Plaintiff appeals from a summary judgment in favor of the defendants. We affirm. The facts are that the plaintiff was proceeding on Highway U.S. 1 when he had car trouble. He left the highway and entered a driveway on the property of Citizens Federal Savings & Loan Association. This driveway area was under construction by the second defendant, Bank Building Corporation of America. Plaintiff was not a customer of the Bank and was using the driveway solely for his own purpose. It is alleged that the driveway was a one-way drive but that it was not properly marked on the pavement with arrows. In any event, plaintiff turned around in the driveway due to his car trouble. This placed him in the position of attempting to cross U.S. 1 *1141 from east to west. Plaintiff's car was struck by a truck which had run a red light. Serious injuries occurred and plaintiff sued defendants, Citizens Federal Savings and Loan Association and the corporation doing construction work on the premises. Plaintiff's allegations were that the driveway had been negligently designed and that the defendants had failed to provide warning signs or other traffic control devices at the entry of the highway.
The defendants filed motions for summary judgment. Final summary judgment in favor of defendants was entered and the order granting the motion does not recite the ground therefor.
Our review of the record indicates that the clear proximate cause of plaintiff's accident was the truck on the highway which ran the light. The record conclusively shows that negligent design of the driveway, if any, was not the legal cause of the eventual accident which occurred on the far side of this four-lane, divided highway. Proximate cause means that the alleged wrong of the defendant caused the damage plaintiff claims. Rosen v. Parkway General Hospital, Inc., 265 So. 2d 93 (Fla. 3d DCA 1972). There must be such a natural, direct and continuous sequence between the negligent act and the injury that it can reasonably be said that but for the act the injury would not have occurred. Sardell v. Malanio, 202 So. 2d 746 (Fla. 1967). Here, even the safest of driveways would not have saved plaintiff from being struck by the truck which ran the light.

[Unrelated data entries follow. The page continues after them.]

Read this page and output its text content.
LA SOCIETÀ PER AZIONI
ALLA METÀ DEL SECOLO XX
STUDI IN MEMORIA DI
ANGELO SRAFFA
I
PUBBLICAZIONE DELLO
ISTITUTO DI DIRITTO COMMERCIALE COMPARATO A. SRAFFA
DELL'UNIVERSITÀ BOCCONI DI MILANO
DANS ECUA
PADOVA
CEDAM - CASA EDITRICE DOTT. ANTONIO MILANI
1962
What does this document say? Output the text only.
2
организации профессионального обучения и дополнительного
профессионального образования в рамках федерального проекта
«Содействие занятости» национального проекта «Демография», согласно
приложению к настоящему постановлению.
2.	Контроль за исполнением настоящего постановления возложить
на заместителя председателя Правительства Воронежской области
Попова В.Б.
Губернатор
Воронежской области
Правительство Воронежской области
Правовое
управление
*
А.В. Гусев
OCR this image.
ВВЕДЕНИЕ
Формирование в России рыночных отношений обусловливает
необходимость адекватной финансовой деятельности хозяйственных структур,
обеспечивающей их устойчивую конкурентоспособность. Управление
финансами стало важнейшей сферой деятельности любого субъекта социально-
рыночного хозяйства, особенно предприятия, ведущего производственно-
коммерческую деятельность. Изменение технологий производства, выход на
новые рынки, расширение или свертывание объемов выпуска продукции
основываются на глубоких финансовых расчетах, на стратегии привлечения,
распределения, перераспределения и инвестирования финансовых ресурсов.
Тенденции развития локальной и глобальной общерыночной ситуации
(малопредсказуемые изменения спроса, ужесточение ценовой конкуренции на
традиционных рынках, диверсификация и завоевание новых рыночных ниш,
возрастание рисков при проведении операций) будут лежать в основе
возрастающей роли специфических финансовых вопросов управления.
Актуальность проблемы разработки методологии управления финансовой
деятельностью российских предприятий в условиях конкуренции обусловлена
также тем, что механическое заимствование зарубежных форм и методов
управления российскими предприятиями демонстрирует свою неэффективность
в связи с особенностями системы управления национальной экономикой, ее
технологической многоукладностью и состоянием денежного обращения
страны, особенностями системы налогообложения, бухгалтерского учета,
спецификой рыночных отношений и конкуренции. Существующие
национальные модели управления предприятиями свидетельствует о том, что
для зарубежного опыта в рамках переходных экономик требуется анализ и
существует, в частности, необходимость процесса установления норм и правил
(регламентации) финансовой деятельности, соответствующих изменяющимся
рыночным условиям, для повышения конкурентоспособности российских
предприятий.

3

Much of the argument before the trial court and on brief before this court relates to the status of the plaintiff while on the defendant's property. Defendants contend plaintiff was a trespasser and plaintiff contends he was either a business invitee or at least an uninvited licensee. We need not consider this issue because no matter what his status, there is no indication that any negligence of these defendants was the proximate cause of plaintiff's injuries. A similar situation was presented in Pope v. Cruise Boat Co., Inc., 380 So. 2d 1151 (Fla. 3d DCA 1980), where the Third District Court of Appeal affirmed a summary judgment based on an absence of proximate cause where the plaintiff entered a highway from an obstructed shoulder area. We believe this case is governed by the same principle as applied in the Pope decision and the summary judgment is therefore affirmed.
AFFIRMED.
ANSTEAD, J., and SIMONS, STUART M., Associate Judge, concur.